Amazon EC2 实例的 NitroTPM - Amazon Elastic Compute Cloud

Amazon EC2 实例的 NitroTPM

Nitro 可信平台模块 (NitroTPM) 是一种虚拟设备,由 AWS Nitro 系统提供,并且符合 TPM 2.0 规范。它可以安全地存储用于对实例进行身份验证的构件(例如密码、证书或加密密钥)。NitroTPM 可以生成密钥,并将它们用于加密功能(例如哈希、签名、加密和解密)。

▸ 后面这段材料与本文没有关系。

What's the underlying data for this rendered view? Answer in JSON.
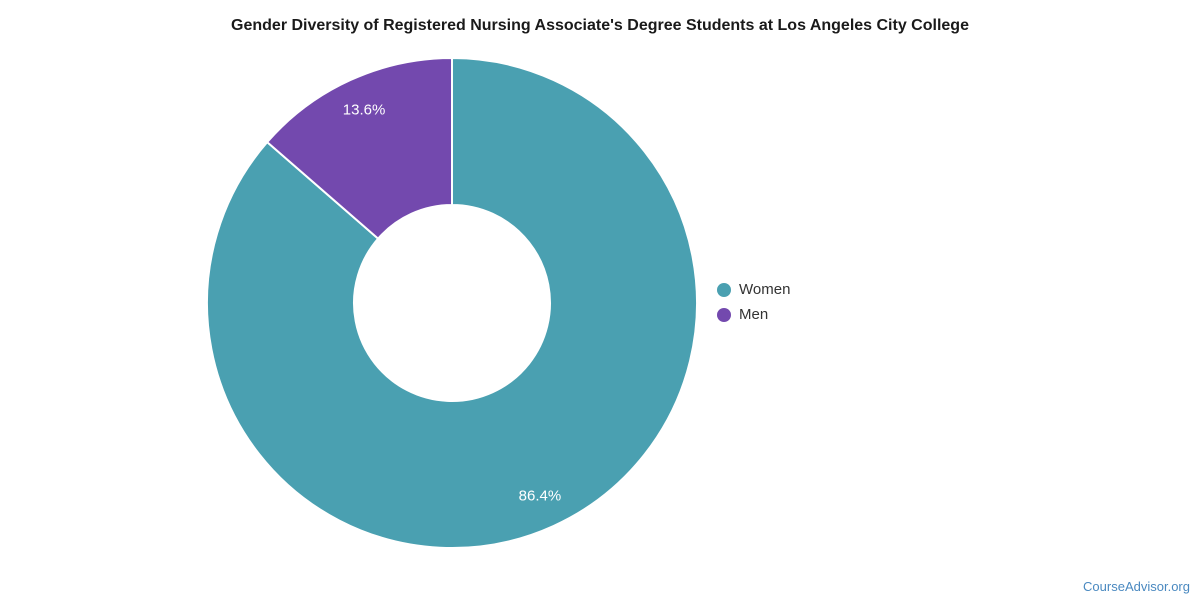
{
  "chart_data": {
    "type": "pie",
    "subtype": "donut",
    "title": "Gender Diversity of Registered Nursing Associate's Degree Students at Los Angeles City College",
    "categories": [
      "Women",
      "Men"
    ],
    "values": [
      86.4,
      13.6
    ],
    "labels": [
      "86.4%",
      "13.6%"
    ],
    "colors": [
      "#4aa0b1",
      "#7349ae"
    ],
    "label_color": "#ffffff",
    "start_angle_deg": 0,
    "direction": "clockwise",
    "inner_radius_ratio": 0.4,
    "legend_position": "right"
  },
  "footer": {
    "brand": "CourseAdvisor.org",
    "color": "#4a89c0"
  }
}
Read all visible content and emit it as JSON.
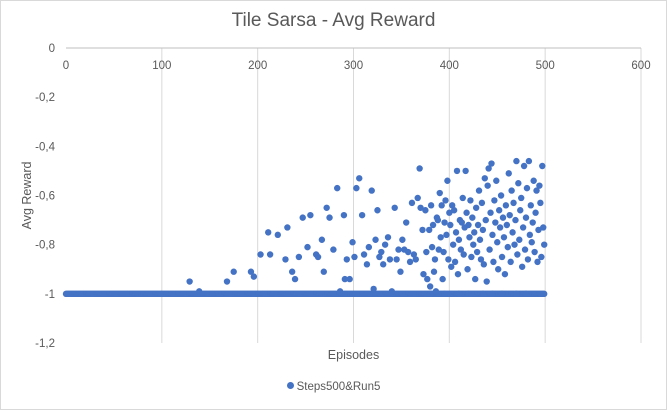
{
  "chart_data": {
    "type": "scatter",
    "title": "Tile Sarsa - Avg Reward",
    "xlabel": "Episodes",
    "ylabel": "Avg Reward",
    "xlim": [
      0,
      600
    ],
    "ylim": [
      -1.2,
      0
    ],
    "x_ticks": [
      0,
      100,
      200,
      300,
      400,
      500,
      600
    ],
    "x_tick_labels": [
      "0",
      "100",
      "200",
      "300",
      "400",
      "500",
      "600"
    ],
    "y_ticks": [
      0,
      -0.2,
      -0.4,
      -0.6,
      -0.8,
      -1,
      -1.2
    ],
    "y_tick_labels": [
      "0",
      "-0,2",
      "-0,4",
      "-0,6",
      "-0,8",
      "-1",
      "-1,2"
    ],
    "grid": {
      "x_major": true,
      "y_major": false
    },
    "legend_position": "bottom",
    "marker_color": "#4472c4",
    "series": [
      {
        "name": "Steps500&Run5",
        "baseline": {
          "x_range": [
            0,
            499
          ],
          "y": -1.0,
          "note_visible": false
        },
        "points": [
          [
            129,
            -0.95
          ],
          [
            139,
            -0.99
          ],
          [
            168,
            -0.95
          ],
          [
            175,
            -0.91
          ],
          [
            193,
            -0.91
          ],
          [
            196,
            -0.93
          ],
          [
            203,
            -0.84
          ],
          [
            211,
            -0.75
          ],
          [
            213,
            -0.84
          ],
          [
            221,
            -0.76
          ],
          [
            229,
            -0.86
          ],
          [
            231,
            -0.73
          ],
          [
            236,
            -0.91
          ],
          [
            239,
            -0.94
          ],
          [
            243,
            -0.85
          ],
          [
            247,
            -0.69
          ],
          [
            252,
            -0.81
          ],
          [
            255,
            -0.68
          ],
          [
            261,
            -0.84
          ],
          [
            263,
            -0.85
          ],
          [
            267,
            -0.78
          ],
          [
            269,
            -0.91
          ],
          [
            272,
            -0.65
          ],
          [
            275,
            -0.69
          ],
          [
            279,
            -0.82
          ],
          [
            283,
            -0.57
          ],
          [
            286,
            -0.99
          ],
          [
            290,
            -0.68
          ],
          [
            291,
            -0.94
          ],
          [
            293,
            -0.86
          ],
          [
            296,
            -0.94
          ],
          [
            299,
            -0.79
          ],
          [
            301,
            -0.85
          ],
          [
            303,
            -0.57
          ],
          [
            306,
            -0.53
          ],
          [
            309,
            -0.68
          ],
          [
            311,
            -0.84
          ],
          [
            314,
            -0.88
          ],
          [
            316,
            -0.81
          ],
          [
            319,
            -0.58
          ],
          [
            321,
            -0.98
          ],
          [
            323,
            -0.78
          ],
          [
            325,
            -0.66
          ],
          [
            327,
            -0.85
          ],
          [
            329,
            -0.83
          ],
          [
            331,
            -0.88
          ],
          [
            333,
            -0.8
          ],
          [
            336,
            -0.77
          ],
          [
            338,
            -0.86
          ],
          [
            340,
            -0.99
          ],
          [
            343,
            -0.65
          ],
          [
            345,
            -0.86
          ],
          [
            347,
            -0.82
          ],
          [
            349,
            -0.91
          ],
          [
            351,
            -0.78
          ],
          [
            353,
            -0.82
          ],
          [
            355,
            -0.71
          ],
          [
            357,
            -0.83
          ],
          [
            359,
            -0.87
          ],
          [
            361,
            -0.63
          ],
          [
            363,
            -0.84
          ],
          [
            365,
            -0.86
          ],
          [
            367,
            -0.61
          ],
          [
            369,
            -0.49
          ],
          [
            370,
            -0.65
          ],
          [
            372,
            -0.74
          ],
          [
            373,
            -0.92
          ],
          [
            375,
            -0.66
          ],
          [
            376,
            -0.83
          ],
          [
            377,
            -0.94
          ],
          [
            379,
            -0.74
          ],
          [
            380,
            -0.97
          ],
          [
            381,
            -0.64
          ],
          [
            382,
            -0.81
          ],
          [
            383,
            -0.72
          ],
          [
            384,
            -0.91
          ],
          [
            385,
            -0.86
          ],
          [
            386,
            -0.99
          ],
          [
            387,
            -0.69
          ],
          [
            388,
            -0.7
          ],
          [
            389,
            -0.82
          ],
          [
            390,
            -0.59
          ],
          [
            391,
            -0.77
          ],
          [
            392,
            -0.64
          ],
          [
            393,
            -0.94
          ],
          [
            394,
            -0.83
          ],
          [
            395,
            -0.71
          ],
          [
            396,
            -0.62
          ],
          [
            397,
            -0.76
          ],
          [
            398,
            -0.54
          ],
          [
            399,
            -0.86
          ],
          [
            400,
            -0.67
          ],
          [
            401,
            -0.72
          ],
          [
            402,
            -0.89
          ],
          [
            403,
            -0.64
          ],
          [
            404,
            -0.8
          ],
          [
            405,
            -0.66
          ],
          [
            406,
            -0.87
          ],
          [
            407,
            -0.75
          ],
          [
            408,
            -0.5
          ],
          [
            409,
            -0.92
          ],
          [
            410,
            -0.78
          ],
          [
            411,
            -0.7
          ],
          [
            412,
            -0.82
          ],
          [
            413,
            -0.71
          ],
          [
            414,
            -0.61
          ],
          [
            415,
            -0.84
          ],
          [
            416,
            -0.73
          ],
          [
            417,
            -0.5
          ],
          [
            418,
            -0.67
          ],
          [
            419,
            -0.9
          ],
          [
            420,
            -0.72
          ],
          [
            421,
            -0.77
          ],
          [
            422,
            -0.62
          ],
          [
            423,
            -0.85
          ],
          [
            424,
            -0.69
          ],
          [
            425,
            -0.8
          ],
          [
            426,
            -0.75
          ],
          [
            427,
            -0.94
          ],
          [
            428,
            -0.65
          ],
          [
            429,
            -0.83
          ],
          [
            430,
            -0.72
          ],
          [
            431,
            -0.58
          ],
          [
            432,
            -0.78
          ],
          [
            433,
            -0.86
          ],
          [
            434,
            -0.63
          ],
          [
            435,
            -0.74
          ],
          [
            436,
            -0.88
          ],
          [
            437,
            -0.53
          ],
          [
            438,
            -0.7
          ],
          [
            439,
            -0.95
          ],
          [
            440,
            -0.56
          ],
          [
            441,
            -0.49
          ],
          [
            442,
            -0.82
          ],
          [
            443,
            -0.67
          ],
          [
            444,
            -0.47
          ],
          [
            445,
            -0.76
          ],
          [
            446,
            -0.87
          ],
          [
            447,
            -0.62
          ],
          [
            448,
            -0.71
          ],
          [
            449,
            -0.54
          ],
          [
            450,
            -0.79
          ],
          [
            451,
            -0.9
          ],
          [
            452,
            -0.66
          ],
          [
            453,
            -0.73
          ],
          [
            454,
            -0.6
          ],
          [
            455,
            -0.85
          ],
          [
            456,
            -0.69
          ],
          [
            457,
            -0.77
          ],
          [
            458,
            -0.92
          ],
          [
            459,
            -0.64
          ],
          [
            460,
            -0.72
          ],
          [
            461,
            -0.81
          ],
          [
            462,
            -0.51
          ],
          [
            463,
            -0.68
          ],
          [
            464,
            -0.87
          ],
          [
            465,
            -0.58
          ],
          [
            466,
            -0.75
          ],
          [
            467,
            -0.63
          ],
          [
            468,
            -0.8
          ],
          [
            469,
            -0.7
          ],
          [
            470,
            -0.46
          ],
          [
            471,
            -0.84
          ],
          [
            472,
            -0.55
          ],
          [
            473,
            -0.78
          ],
          [
            474,
            -0.66
          ],
          [
            475,
            -0.61
          ],
          [
            476,
            -0.89
          ],
          [
            477,
            -0.73
          ],
          [
            478,
            -0.48
          ],
          [
            479,
            -0.82
          ],
          [
            480,
            -0.69
          ],
          [
            481,
            -0.57
          ],
          [
            482,
            -0.86
          ],
          [
            483,
            -0.46
          ],
          [
            484,
            -0.76
          ],
          [
            485,
            -0.64
          ],
          [
            486,
            -0.79
          ],
          [
            487,
            -0.71
          ],
          [
            488,
            -0.54
          ],
          [
            489,
            -0.83
          ],
          [
            490,
            -0.67
          ],
          [
            491,
            -0.58
          ],
          [
            492,
            -0.87
          ],
          [
            493,
            -0.74
          ],
          [
            494,
            -0.56
          ],
          [
            495,
            -0.63
          ],
          [
            496,
            -0.85
          ],
          [
            497,
            -0.48
          ],
          [
            498,
            -0.73
          ],
          [
            499,
            -0.8
          ],
          [
            380,
            -1.0
          ],
          [
            395,
            -1.0
          ],
          [
            410,
            -1.0
          ],
          [
            420,
            -1.0
          ],
          [
            435,
            -1.0
          ],
          [
            445,
            -1.0
          ],
          [
            455,
            -1.0
          ],
          [
            470,
            -1.0
          ],
          [
            480,
            -1.0
          ]
        ]
      }
    ]
  }
}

NitroTPM 提供测量引导,在此过程中,引导加载程序和操作系统将为每个引导二进制文件创建加密哈希,并将它们与 NitroTPM 内部平台配置寄存器 (PCR) 中之前的值结合起来。借助测量引导,您可以从 NitroTPM 获取签名 PCR 值,然后使用它们向远程实体证明实例的引导软件的完整性。这称为远程证明

借助 NitroTPM,可以使用特定 PCR 值标记密钥和秘密,这样,如果 PCR 的值进而实例完整性发生变化,就永远无法访问它们。这种特殊形式的有条件访问称为密封和解封。操作系统技术,如 BitLocker,可以使用 NitroTPM 来密封驱动器解密密钥,以便仅在操作系统正确引导并处于已知良好状态时才能解密驱动器。

要使用 NitroTPM,您必须选择一个配置了 NitroTPM 支持的亚马逊机器映像(AMI),然后使用该 AMI 启动基于 Nitro 的实例。您可以选择亚马逊预构建的 AMI,也可以自己创建 AMI。

定价

使用 NitroTPM 不会产生额外成本。您仅需为实际使用的底层资源付费。